Founded | 1948 |
---|---|
Founder | Herbert and Beth Levine |
Headquarters | New York |
Products | Shoes |
Website | www.herbert-levine.com |
Herbert Levine is an American luxury shoe label founded in 1948 by Herbert Levine and his wife Beth.
The Herbert Levine label was named after former-journalist Herbert. His wife, Beth, was the primary shoe designer of the label. She designed the footwear while Herbert handled the factory management, sales and marketing.
Herbert Levine, Inc. established its first factory on 31 West 31st Street in New York on January 1949. The factory started with a production of 400 pair of shoes a week to reach 200 employees producing 5,000 pair of shoes a week in 1954. In 1975, Herbert Levine, Inc. was still making 900 pair of shoes a day.
Herbert Levine shoes were distributed in numerous boutiques and high-end department stores across the United States and Canada including Neiman Marcus, Saks Fifth Avenue, Joseph and Bonwit Teller. Herbert Levines were also the first American shoes to be carried overseas by retailers such as Galeries Lafayette in Paris and Harrods in London.
In the 1950s, Herbert Levine advertisements were drawn by famous New York illustrator Saul Steinberg and were regularly published in The New Yorker and in Harper's Bazaar.
Closed in 1975, the label was shortly revived in 2008 by Dennis Comeau and is today owned by Luvanis, an investment holding company.

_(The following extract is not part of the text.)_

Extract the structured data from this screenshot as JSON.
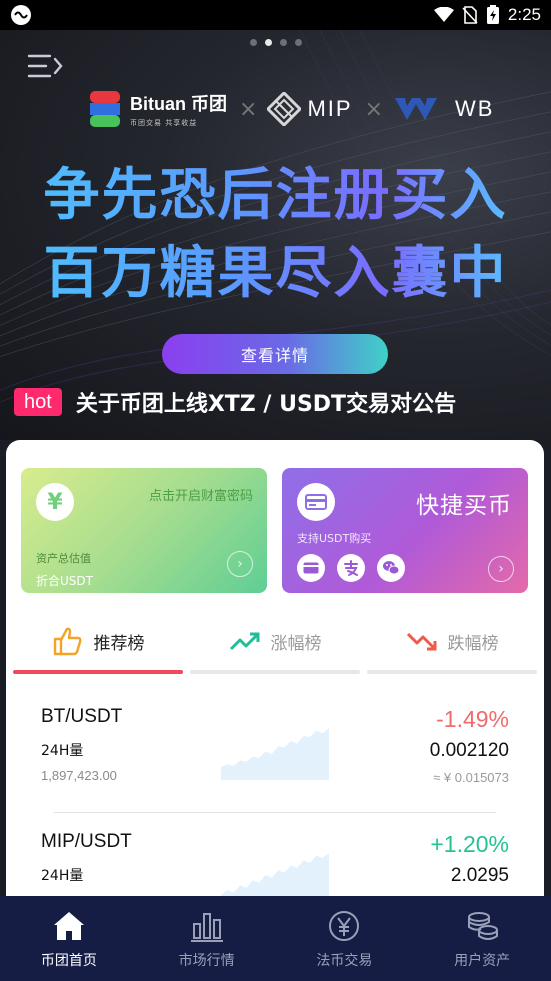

The Herbert Levine label gained media notoriety for outlandish designs: gilded wood platforms, slippers with newspaper, money, or candy-wrapper covered fabrics, Astroturf insoles, and shoes that were glued onto the wearer's nylon stockings.
Herbert Levine’s greatest influence however was re-introducing boots to women's fashion in the 1960s and the popularization of the shoe style known as mules.